Acts two and three are where “Taken” earns its stripes as “mindless entertainment.” The action is almost non-stop as Neeson gallomps (not “gallop” … he’s too old for that these days) from one cliffhanger to the next with Forest Whitaker in tepid pursuit. The Big Reveal is telegraphed fairly early in the story, and one plot element fails spectacularly – I won’t say what except it involves the functionality of a certain device.
Neeson still rocks as Bryan Mills but I’d say “Taken 3” is the weakest of the three. Everyone and everything is limned in a kind of drabness that suggests the vein has been mined, and it’s time to move on.
If the menu calls for mindless entertainment, “Taken 3” might by worth a taste. Be sure to ask for the senior citizen discount.
Mladen’s take
Del has done you a disservice. “Taken 3” isn’t mindless entertainment. For me it was very thought-provoking as I developed the list to mock the movie.
“Taken 3” is partly a sensitive chick flick-like film. The director gives you lots of tight face shots that amply demonstrate it’s better to be young than old. Less wrinkles. Better teeth. Sparklier eyes. Megaton infects a large chunk of the film with ordinary life dialogue to try to force viewers into liking the characters. What? Was he thinking the Academy would give him the nod with a best director nomination for an Oscar? No. Megaton has created a megaflop.

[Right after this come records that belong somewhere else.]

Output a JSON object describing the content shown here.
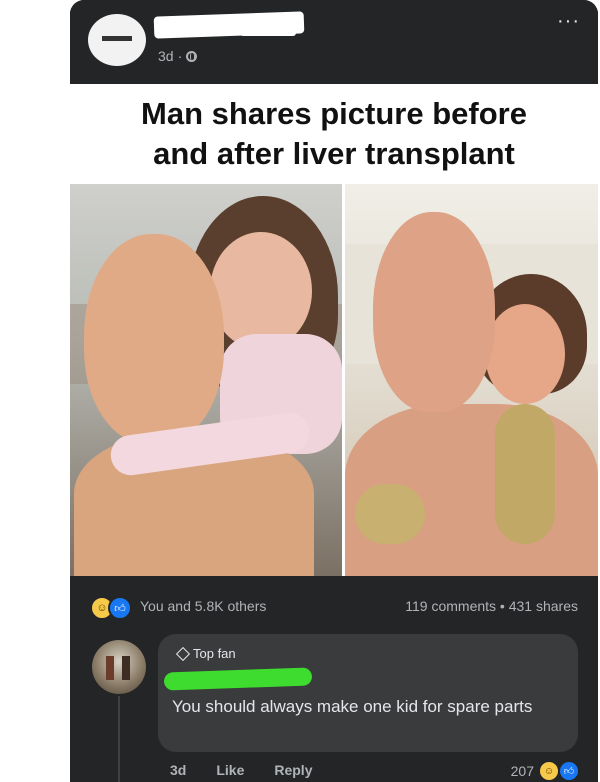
{
  "post": {
    "time": "3d",
    "separator": "·",
    "more": "···",
    "headline_line1": "Man shares picture before",
    "headline_line2": "and after liver transplant"
  },
  "stats": {
    "reactions_text": "You and 5.8K others",
    "comments": "119 comments",
    "dot": "•",
    "shares": "431 shares",
    "reaction_icons": [
      "haha-icon",
      "like-icon"
    ]
  },
  "comment": {
    "badge": "Top fan",
    "text": "You should always make one kid for spare parts",
    "time": "3d",
    "like_label": "Like",
    "reply_label": "Reply",
    "reaction_count": "207"
  },
  "colors": {
    "card": "#242526",
    "bubble": "#3a3b3c",
    "secondary_text": "#b0b3b8",
    "like_blue": "#1877f2",
    "redact_green": "#3ddc2e"
  }
}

The movie also goes to great lengths to explain itself. I counted at least three plot summaries or, maybe more accurately, plot-gap fillers. And, unfortunately, the ending suggests that “Taken 4” is on the way.
Other weaknesses:
- A decent supporting villain … until the end. First, the Russian thug, a former Soviet Union special operations soldier, is unable to hit Mills at close range with a submachine gun. When the Russian finally drops Mills – apparently the old man just got tired running from bullets that always missed – what happens? The Russian gets talkie instead of shooting the American several times in the head and chest. Mills recovers, takes two well-placed shots with a pistol, etc.
- Cliches. There are plenty of stupid cops. There’s the now obligatory scene in Hollywood’s films of a woman sitting on a toilet with her panties pulled to her knees. And, of course, there’s a water-boarding torture scene. Enhanced Interrogation Techniques have become fashionable as a way to give movies that touch of reality. Nice. All that was needed in the background was a picture of Dick Cheney hanging on the wall.

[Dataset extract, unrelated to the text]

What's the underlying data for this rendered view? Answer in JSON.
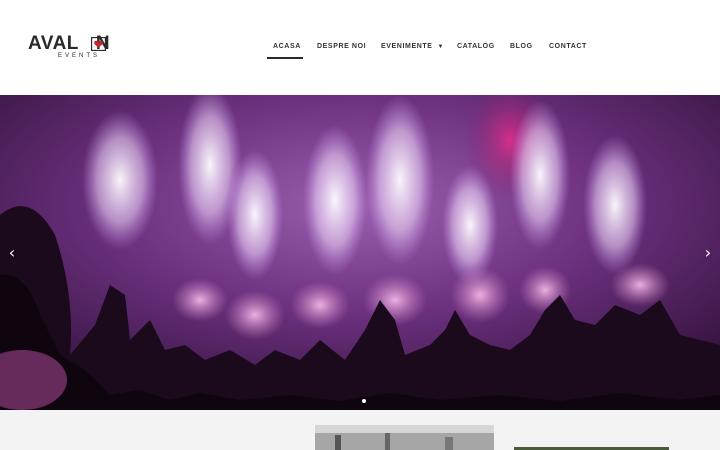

- The car chase scenes were Transformer-like. You know, the machines switch between robot and vehicle in a blur of detail-less, almost nauseating sequences. The same trick of cinematography applies to “Taken 3” road action, flashes of cars crashing, a truck jack-knifing, pieces flying, all without connection to spacetime or gravity.
“Taken 3” could have risen to semi-good, but no higher, with a simple touch.

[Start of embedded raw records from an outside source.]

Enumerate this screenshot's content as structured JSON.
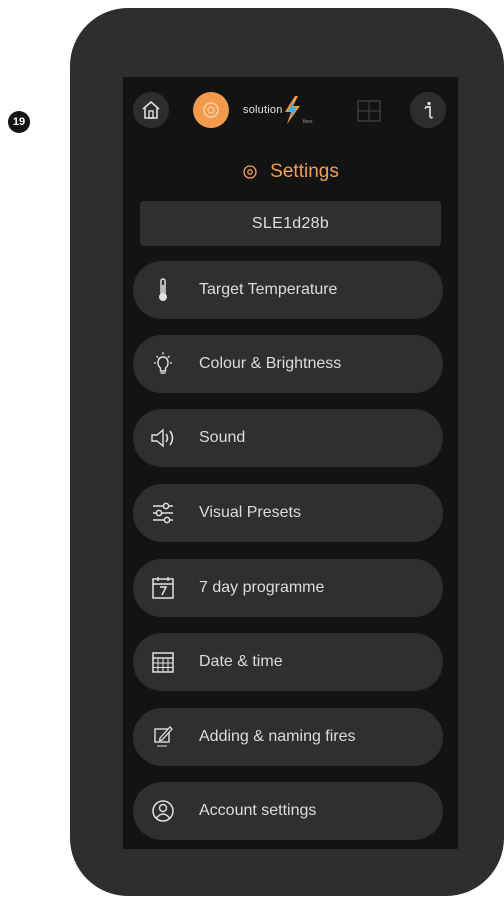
{
  "step_number": "19",
  "header": {
    "logo_text": "solution",
    "logo_subtext": "fires"
  },
  "title": "Settings",
  "device_name": "SLE1d28b",
  "menu": [
    {
      "label": "Target Temperature",
      "icon": "thermometer-icon"
    },
    {
      "label": "Colour & Brightness",
      "icon": "lightbulb-icon"
    },
    {
      "label": "Sound",
      "icon": "speaker-icon"
    },
    {
      "label": "Visual Presets",
      "icon": "sliders-icon"
    },
    {
      "label": "7 day programme",
      "icon": "calendar-icon"
    },
    {
      "label": "Date & time",
      "icon": "calendar-grid-icon"
    },
    {
      "label": "Adding & naming fires",
      "icon": "edit-icon"
    },
    {
      "label": "Account settings",
      "icon": "user-icon"
    }
  ],
  "colors": {
    "accent": "#f0a054",
    "orange_button": "#f29a4c",
    "screen_bg": "#131313",
    "item_bg": "#2f2f2f",
    "phone_body": "#2e2e2e"
  }
}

The movie should’ve been made with an R rating in mind. There were plenty of opportunities for hard-core cussing and graphic violence. Instead, the viewer gets a slit throat that leaves a couple of drops on the floor and a blouse its original color. When a hit man blows out his brains through the mouth rather than fess up about his boss, there’s no gray and white matter splatter or remains on the glass of the convenience store refrigerator behind him.
The line at the theater box office was long. Kari, I saw “Taken 3” with her and Del, got to the theater first and bought our tickets. Because she, colluding with Del, forced me to strike 109 minutes from my life to watch this silly movie I have no intention of paying her back.
Mladen Rudman is a former journalist and technical editor. Del Stone Jr. is a journalist and author.